Closet Doors San Diego | General Millwork Supply Closet Doors of All Types

The first thing about closet doors is to decide to have one or not.
The absence/presence of a door is just as important a feature as the kind of door you choose. Most people do not close the door to their walk in closet. So, many just take them off or often they are not designed in at all.

If you have a master suite, you possibly do not have a door between the bedroom and the bathroom, the bedroom and the walk in closet or between the walk in and the bathroom.
One reason to have a door between the bathroom and the walk in closet is humidity. In areas with higher air humidity, such as we have here in Southern California it is a good idea to have a door to keep the humidity from penetrating the closet.

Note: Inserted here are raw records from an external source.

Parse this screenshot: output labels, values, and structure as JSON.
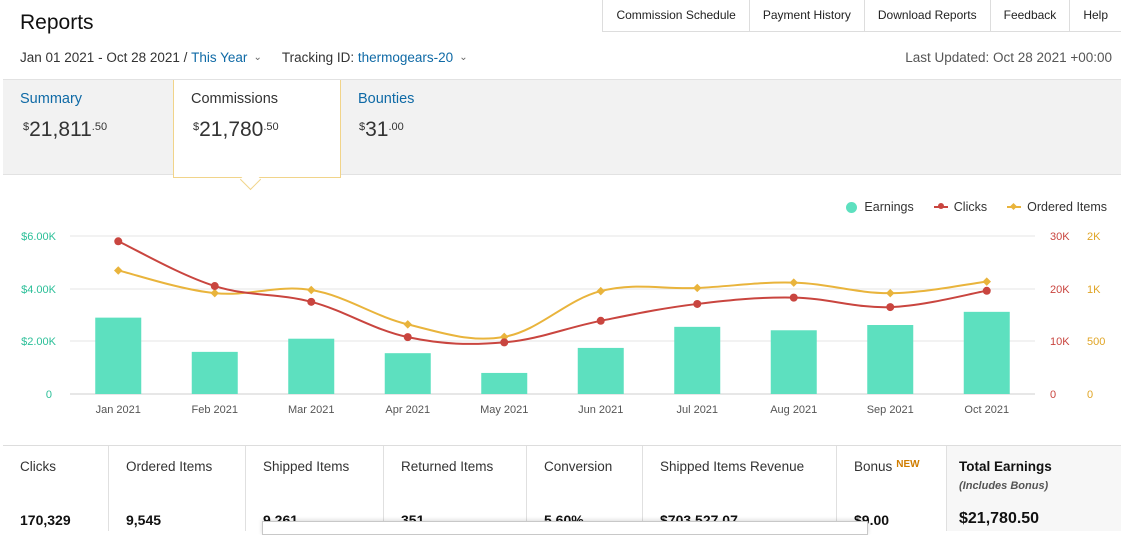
{
  "header": {
    "title": "Reports",
    "nav": [
      "Commission Schedule",
      "Payment History",
      "Download Reports",
      "Feedback",
      "Help"
    ]
  },
  "filters": {
    "date_range": "Jan 01 2021 - Oct 28 2021 /",
    "period": "This Year",
    "tracking_label": "Tracking ID:",
    "tracking_id": "thermogears-20",
    "last_updated": "Last Updated: Oct 28 2021 +00:00"
  },
  "tabs": [
    {
      "label": "Summary",
      "value_main": "21,811",
      "value_cents": "50",
      "currency": "$"
    },
    {
      "label": "Commissions",
      "value_main": "21,780",
      "value_cents": "50",
      "currency": "$"
    },
    {
      "label": "Bounties",
      "value_main": "31",
      "value_cents": "00",
      "currency": "$"
    }
  ],
  "colors": {
    "earnings": "#5de0bf",
    "clicks": "#c9453f",
    "ordered": "#e9b43c",
    "link": "#0f6aa6"
  },
  "chart_data": {
    "type": "bar",
    "categories": [
      "Jan 2021",
      "Feb 2021",
      "Mar 2021",
      "Apr 2021",
      "May 2021",
      "Jun 2021",
      "Jul 2021",
      "Aug 2021",
      "Sep 2021",
      "Oct 2021"
    ],
    "series": [
      {
        "name": "Earnings",
        "type": "bar",
        "axis": "left",
        "values": [
          2900,
          1600,
          2100,
          1550,
          800,
          1750,
          2550,
          2420,
          2620,
          3120
        ]
      },
      {
        "name": "Clicks",
        "type": "line",
        "axis": "right1",
        "values": [
          29000,
          20500,
          17500,
          10800,
          9800,
          13900,
          17100,
          18300,
          16500,
          19600
        ]
      },
      {
        "name": "Ordered Items",
        "type": "line",
        "axis": "right2",
        "values": [
          1350,
          960,
          990,
          660,
          540,
          980,
          1020,
          1120,
          960,
          1140
        ]
      }
    ],
    "left_axis": {
      "ticks": [
        "0",
        "$2.00K",
        "$4.00K",
        "$6.00K"
      ],
      "range": [
        0,
        6000
      ]
    },
    "right_axis_1": {
      "ticks": [
        "0",
        "10K",
        "20K",
        "30K"
      ],
      "range": [
        0,
        30000
      ]
    },
    "right_axis_2": {
      "ticks": [
        "0",
        "500",
        "1K",
        "2K"
      ],
      "range": [
        0,
        2000
      ]
    },
    "legend_position": "top-right"
  },
  "stats": [
    {
      "label": "Clicks",
      "value": "170,329"
    },
    {
      "label": "Ordered Items",
      "value": "9,545"
    },
    {
      "label": "Shipped Items",
      "value": "9,261"
    },
    {
      "label": "Returned Items",
      "value": "351"
    },
    {
      "label": "Conversion",
      "value": "5.60%"
    },
    {
      "label": "Shipped Items Revenue",
      "value": "$703,527.07"
    },
    {
      "label": "Bonus",
      "badge": "NEW",
      "value": "$9.00"
    },
    {
      "label": "Total Earnings",
      "sub": "(Includes Bonus)",
      "value": "$21,780.50"
    }
  ]
}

Kitchens nowadays are built without doors. You just walk into them. The same may happen with a walk in closet. Overall modern architecture designs less corridors, less walls, and less doors to create an open concept, but there are plenty of situations in our homes where we still need doors and here are the main types of doors that are used for closets. Which door you choose depends mostly on the required width for the opening, your style choices, and your budget.

Types of Closet Doors for San Diego County Homes

Closet Doors that simply swing in or out are the most common types of doors. They are used for reach in closets that are not much wider than an average door (like most hallway closets), and they are used for walk in closets. They are usually between 24″ and 36″ wide.
If a reach in is wider, the following doors are used:

Sliding closet doors (also known as bypass or mirrored closet doors): See more information on Sliding Doors HERE.

Bifold doors: Bifolds come in two-panel and four-panel configurations. Each panel is paired to another panel with a set of hinges. The most common bifold door sizes are 4, 5 and 6 feet—each with two pairs of panels. Also used often are half-sets of doors in 2-, 2-1/2- and 3-foot configurations.

Advantages of Bi- Folds: Bifolds require less room than swinging doors in front of the closet because of how the doors fold as they are opened. The doors are light and tend to be inexpensive. You can also save costs on trim if you really want to cut corners and install the doors without a jamb and casing. 

Pocket doors sometimes replace a swing in or out door. This relatively rare kind of door is easy for wheel chair access, and it works well when there is no room for a door to either swing in or out of a room. Sometimes they are the only solution for a bathroom door with limited space.

Louvered closet doors or shuttered closet doors allow air to circulate and discourage mildew, making them a perfect solution for bathrooms, utility closets and laundry rooms. Cleaning, repairing or replacing them can seem daunting but there are useful tips that that don’t require complete disassembling.

Tips for Installing Closet Doors:
• Leave a little extra room when trimming the door opening for proper operation.
• Determine which trim method you will use. You can go with no jamb, half jamb, full jamb, full jamb with 1-by-1 inset, or full jamb with a half jamb overlapped in casing. The trim design will determine the rough framing opening.